The third annual Global Security Forum in 2020 explored, through a series of online fireside chats and panel discussions due to the COVID-19 pandemic, how global security challenges had evolved as the pandemic exacerbated complex geopolitical realities in areas including disinformation, extremism, governance, and legitimacy. The following year, GSF adopted a hybrid approach, allowing participants to attend virtually and in-person in Doha. As much of the world was forced to pick sides in the U.S.-China rivalry and as Western powers considered how they might respond to an increasingly plausible full-scale invasion of Ukraine by Russia, participants discussed the imperative of balancing cooperation and competition while states vie for power and resources in a rapidly evolving geopolitical climate.

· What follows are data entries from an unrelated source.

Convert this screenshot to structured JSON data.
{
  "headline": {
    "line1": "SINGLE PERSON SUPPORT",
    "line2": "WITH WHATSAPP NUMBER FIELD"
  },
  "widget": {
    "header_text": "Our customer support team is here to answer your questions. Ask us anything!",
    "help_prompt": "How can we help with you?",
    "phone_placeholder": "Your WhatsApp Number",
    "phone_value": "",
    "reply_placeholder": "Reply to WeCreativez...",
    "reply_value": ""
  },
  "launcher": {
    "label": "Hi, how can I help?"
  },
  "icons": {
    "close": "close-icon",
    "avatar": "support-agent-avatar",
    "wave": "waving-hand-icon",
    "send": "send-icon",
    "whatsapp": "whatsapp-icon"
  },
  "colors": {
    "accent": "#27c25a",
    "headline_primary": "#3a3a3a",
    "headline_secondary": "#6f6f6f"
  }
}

To set the scene for the 2023 Global Security Forum, The Soufan Center organized a GSF Event on the margins of the opening of the 77th UN General Assembly this past September in partnership with the Center on National Security at Fordham Law School. The lunchtime event at the Yale Club of New York City focused on “Reshaping the Global Order: Conflict, Crises, and Cooperation.” At that event, John Miller (CNN) and Rebecca Weiner (NYPD) discussed the evolution of the terrorist threat, including implications for New York City, in the two decades following the 9/11 attacks; following them, Karen Greenberg (Fordham) moderated an exchange between Ilka Salm (EU Counter-Terrorism Coordinator) and Ian Moss (US State Department CT Bureau) on international perceptions and responses to the current terrorist threat landscape.
Following the conclusion of each annual event, The Soufan Center has produced an “Overview and Key Findings report” compiling analysis and insights from the conference by drawing from the rich and diverse expertise offered by its participants. These reports provide an overview of the event’s discussions and high-level remarks, as well as a strategic assessment of the security matters and policy recommendations discussed. The findings and recommendations fostered by previous GSF discussions have been presented to key stakeholders at prestigious international meetings and events from across the globe, including before the United Nations, European Union, Global Counterterrorism Forum, and the Global Coalition Against ISIS. This year’s GSF is supported by partnerships with the Airey Neave Trust, the Center on National Security at Fordham Law, Defense One, Hamad Bin Khalifa University, New America Foundation, The Soufan Group, the Qatar International Academy for Security Studies (QIASS), and the United Nations Security Council Counter-Terrorism Committee Executive Directorate (CTED).